Graham Reid | | <1 min read
Elsewhere listeners know it is unwise to judge an album -- especially a world music album, and most particularly a bellydance album -- by its cover.
Beneath the bejewelled, bikini-top breasts on this unpromising looking album are the two key features: the names of Ramzy and El Bably.
Ramzy is a prolific writer (over 20 albums for the Arc label alone, most in equally unpromising covers!), percussion player and global citizen who has played not only traditional music from various regions of the Middle East but also Western jazz, and been a guest on albums by Robert Plant and Jimmy Page, Cheb Khaled, Rachid Taha, Peter Gabriel . . .
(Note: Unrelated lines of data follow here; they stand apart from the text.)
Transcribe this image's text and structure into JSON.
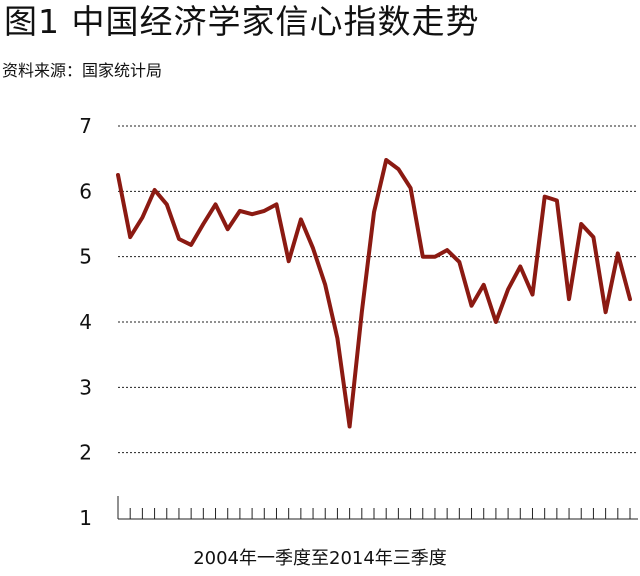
{
  "title": "图1 中国经济学家信心指数走势",
  "source": "资料来源：国家统计局",
  "chart_data": {
    "type": "line",
    "title": "图1 中国经济学家信心指数走势",
    "xlabel": "2004年一季度至2014年三季度",
    "ylabel": "",
    "ylim": [
      1,
      7
    ],
    "yticks": [
      "1",
      "2",
      "3",
      "4",
      "5",
      "6",
      "7"
    ],
    "grid": true,
    "line_color": "#8B1A12",
    "series": [
      {
        "values": [
          6.25,
          5.3,
          5.6,
          6.02,
          5.8,
          5.27,
          5.18,
          5.5,
          5.8,
          5.42,
          5.7,
          5.65,
          5.7,
          5.8,
          4.93,
          5.57,
          5.13,
          4.57,
          3.75,
          2.4,
          4.15,
          5.68,
          6.48,
          6.34,
          6.05,
          5.0,
          5.0,
          5.1,
          4.92,
          4.25,
          4.57,
          4.0,
          4.5,
          4.85,
          4.42,
          5.92,
          5.86,
          4.35,
          5.5,
          5.3,
          4.15,
          5.05,
          4.35
        ]
      }
    ]
  }
}
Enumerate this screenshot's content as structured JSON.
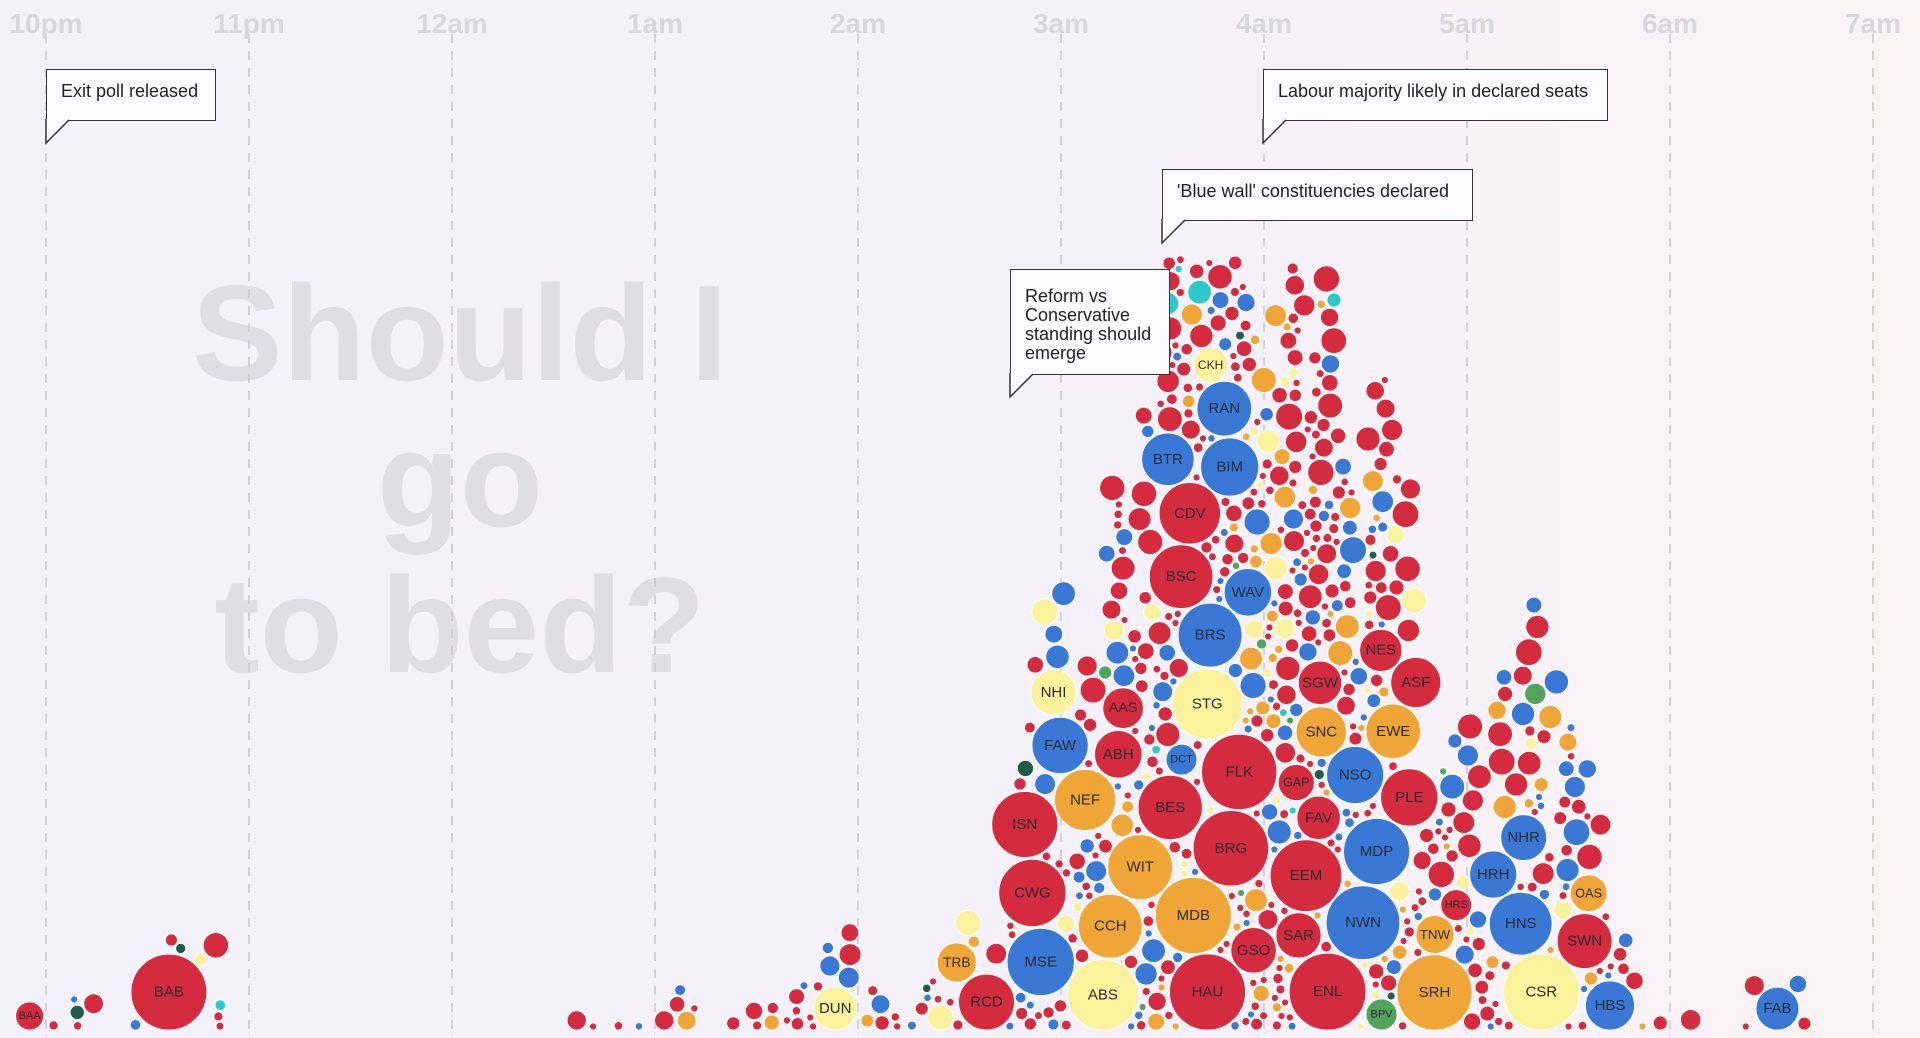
{
  "watermark_lines": [
    "Should I go",
    "to bed?"
  ],
  "annotations": [
    {
      "text": "Exit poll released",
      "time": 0.0
    },
    {
      "text": "Labour majority likely in declared seats",
      "time": 6.0
    },
    {
      "text": "'Blue wall' constituencies declared",
      "time": 5.5
    },
    {
      "text": "Reform vs Conservative standing should emerge",
      "time": 4.75
    }
  ],
  "colors": {
    "labour": "#d42b3f",
    "conservative": "#3a78d6",
    "libdem": "#f0a637",
    "green": "#52a35c",
    "reform": "#2ec7cc",
    "snp": "#fbf29c",
    "plaid": "#1f5c4a",
    "gridline": "#c7c5cf",
    "hour_label": "#d8d6e0",
    "watermark": "#dfdde5"
  },
  "chart_data": {
    "type": "scatter",
    "title": "Should I go to bed?",
    "x_axis": {
      "ticks": [
        "10pm",
        "11pm",
        "12am",
        "1am",
        "2am",
        "3am",
        "4am",
        "5am",
        "6am",
        "7am"
      ],
      "range": [
        "10pm",
        "7am"
      ]
    },
    "x_unit": "hours after 10pm",
    "encoding": "bubble = declared constituency; size = seat size; colour = winning party",
    "labeled_seats": [
      {
        "label": "BAA",
        "x": -0.1,
        "party": "labour"
      },
      {
        "label": "BAB",
        "x": 0.6,
        "party": "labour"
      },
      {
        "label": "DUN",
        "x": 3.9,
        "party": "snp"
      },
      {
        "label": "TRB",
        "x": 4.5,
        "party": "libdem"
      },
      {
        "label": "ISN",
        "x": 4.8,
        "party": "labour"
      },
      {
        "label": "RCD",
        "x": 4.65,
        "party": "labour"
      },
      {
        "label": "NHI",
        "x": 4.95,
        "party": "snp"
      },
      {
        "label": "CWG",
        "x": 4.85,
        "party": "labour"
      },
      {
        "label": "MSE",
        "x": 4.9,
        "party": "conservative"
      },
      {
        "label": "FAW",
        "x": 5.0,
        "party": "conservative"
      },
      {
        "label": "CCH",
        "x": 5.25,
        "party": "libdem"
      },
      {
        "label": "NEF",
        "x": 5.1,
        "party": "libdem"
      },
      {
        "label": "ABS",
        "x": 5.2,
        "party": "snp"
      },
      {
        "label": "AAS",
        "x": 5.3,
        "party": "labour"
      },
      {
        "label": "ABH",
        "x": 5.3,
        "party": "labour"
      },
      {
        "label": "WIT",
        "x": 5.38,
        "party": "libdem"
      },
      {
        "label": "BES",
        "x": 5.55,
        "party": "labour"
      },
      {
        "label": "DCT",
        "x": 5.6,
        "party": "conservative"
      },
      {
        "label": "BSC",
        "x": 5.6,
        "party": "labour"
      },
      {
        "label": "BTR",
        "x": 5.52,
        "party": "conservative"
      },
      {
        "label": "MDB",
        "x": 5.65,
        "party": "libdem"
      },
      {
        "label": "STG",
        "x": 5.72,
        "party": "snp"
      },
      {
        "label": "CKH",
        "x": 5.75,
        "party": "snp"
      },
      {
        "label": "RAN",
        "x": 5.78,
        "party": "conservative"
      },
      {
        "label": "HAU",
        "x": 5.73,
        "party": "labour"
      },
      {
        "label": "BRS",
        "x": 5.73,
        "party": "conservative"
      },
      {
        "label": "CDV",
        "x": 5.62,
        "party": "labour"
      },
      {
        "label": "BIM",
        "x": 5.85,
        "party": "conservative"
      },
      {
        "label": "BRG",
        "x": 5.85,
        "party": "labour"
      },
      {
        "label": "FLK",
        "x": 5.88,
        "party": "labour"
      },
      {
        "label": "WAV",
        "x": 5.9,
        "party": "conservative"
      },
      {
        "label": "GSO",
        "x": 5.93,
        "party": "labour"
      },
      {
        "label": "EEM",
        "x": 6.2,
        "party": "labour"
      },
      {
        "label": "SAR",
        "x": 6.15,
        "party": "labour"
      },
      {
        "label": "GAP",
        "x": 6.15,
        "party": "labour"
      },
      {
        "label": "FAV",
        "x": 6.28,
        "party": "labour"
      },
      {
        "label": "SNC",
        "x": 6.3,
        "party": "libdem"
      },
      {
        "label": "SGW",
        "x": 6.3,
        "party": "labour"
      },
      {
        "label": "ENL",
        "x": 6.32,
        "party": "labour"
      },
      {
        "label": "NSO",
        "x": 6.47,
        "party": "conservative"
      },
      {
        "label": "MDP",
        "x": 6.56,
        "party": "conservative"
      },
      {
        "label": "NWN",
        "x": 6.47,
        "party": "conservative"
      },
      {
        "label": "BPV",
        "x": 6.56,
        "party": "green"
      },
      {
        "label": "NES",
        "x": 6.6,
        "party": "labour"
      },
      {
        "label": "PLE",
        "x": 6.7,
        "party": "labour"
      },
      {
        "label": "EWE",
        "x": 6.65,
        "party": "libdem"
      },
      {
        "label": "ASF",
        "x": 6.75,
        "party": "labour"
      },
      {
        "label": "TNW",
        "x": 6.83,
        "party": "libdem"
      },
      {
        "label": "SRH",
        "x": 6.82,
        "party": "libdem"
      },
      {
        "label": "HRS",
        "x": 6.96,
        "party": "labour"
      },
      {
        "label": "HRH",
        "x": 7.11,
        "party": "conservative"
      },
      {
        "label": "NHR",
        "x": 7.26,
        "party": "conservative"
      },
      {
        "label": "HNS",
        "x": 7.27,
        "party": "conservative"
      },
      {
        "label": "CSR",
        "x": 7.37,
        "party": "snp"
      },
      {
        "label": "SWN",
        "x": 7.6,
        "party": "labour"
      },
      {
        "label": "OAS",
        "x": 7.6,
        "party": "libdem"
      },
      {
        "label": "HBS",
        "x": 7.7,
        "party": "conservative"
      },
      {
        "label": "FAB",
        "x": 8.55,
        "party": "conservative"
      }
    ]
  }
}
El Bably, who was recently killed in car crash in Egypt, was a legendary trumpeter whose sound is best described as woozy, heavy-lidded, sinuous and warm.
Together these two masters essay a mesmerising crossover between jazz, Egyptian bellydance, cool Parisian nightclub and hot Mediterranean cafe.
They fall foul of a little softness in the funk-lite of Kol El Aalam (although El Bably rises above the George Benson-styled acoustic guitar) and with a large ensemble (oud, accordion, zither and so on as well as sequencers and electric bass) they make music which will transport you somewhere -- if not make you want to get up and shake your belly.
And the closer is a 15-minute improvised tour-de-force. Stunning.